One of the most important things about dealing with anger is realizing it’s okay to be angry and there are safe ways to express it. In this story, the idea of using visualization and relaxation to “breathe” anger out is introduced as a relaxation technique for angry feelings. When your child is angry, validate the feeling first, “I see you are feeling angry, you are stomping your feet and frowning. How would you like to get your anger out?” Give your child some ideas, “Would you like to rip up a piece of scrap paper?” “Scream in a pillow?” “Take a deep breath?” etc. when you find something your child responds well to, encourage this appropriate way to express anger and, praise your child when you see them using the skill.

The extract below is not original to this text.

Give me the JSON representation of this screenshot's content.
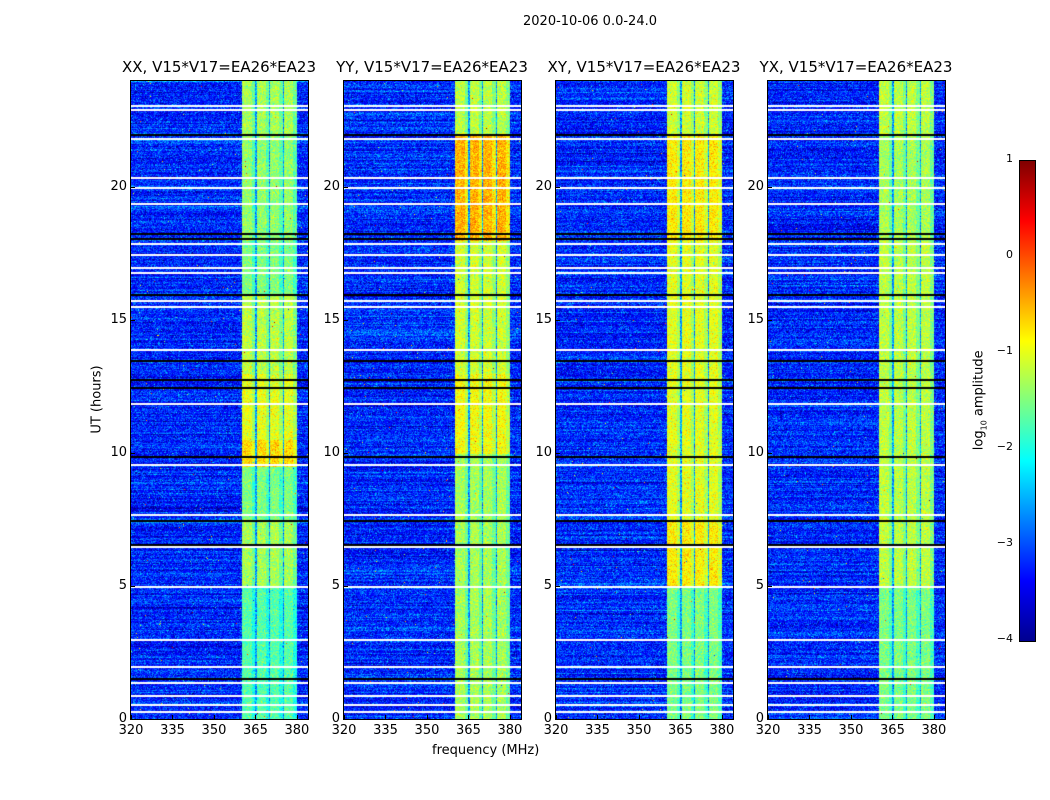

This story also illustrates skills of mindfulness and forgiveness. Children can realize although someone may have done something that made them upset, they can still forgive that person. It is important to realize the difference between forgiveness and reconciliation. Forgiveness is choosing to let go of anger towards a person for their actions and reconciliation is forgiving and then having contact with that person again. For example, children should understand they DO NOT have to continue to spend time with someone who makes them upset repeatedly (for example a peer who continually bullies your child). Even in times when reconciliation is not encouraged or appropriate, children can still choose to forgive the individual(s) by letting go of the anger they hold toward the individual(s). The person being “forgiven” does not even need to be involved because if a child chooses to let go of anger, they can actually do this for themselves to free themselves of angry feelings. The most important thing about forgiveness is that it is a CHOICE. Children should never be forced to forgive or reconcile with someone. They instead can be taught what forgiveness is and realize they have a choice to forgive.
This story encourages mindfulness through the topic of forgiveness and through the idea of “slowing down” to notice and discover interesting things that otherwise would have gone unnoticed. Try encouraging mindfulness with your child (play I spy, point out the color of leaves on the trees, sit with your child in nature, teach your child deep breathing, etc.). This can increase attentive skills, awareness of self, and even foster skills like compassion and empathy (as children slow down to notice others’ feelings and the connection between consequences and their own actions).
Thank you for reading! I will keep updates on when the book will be released.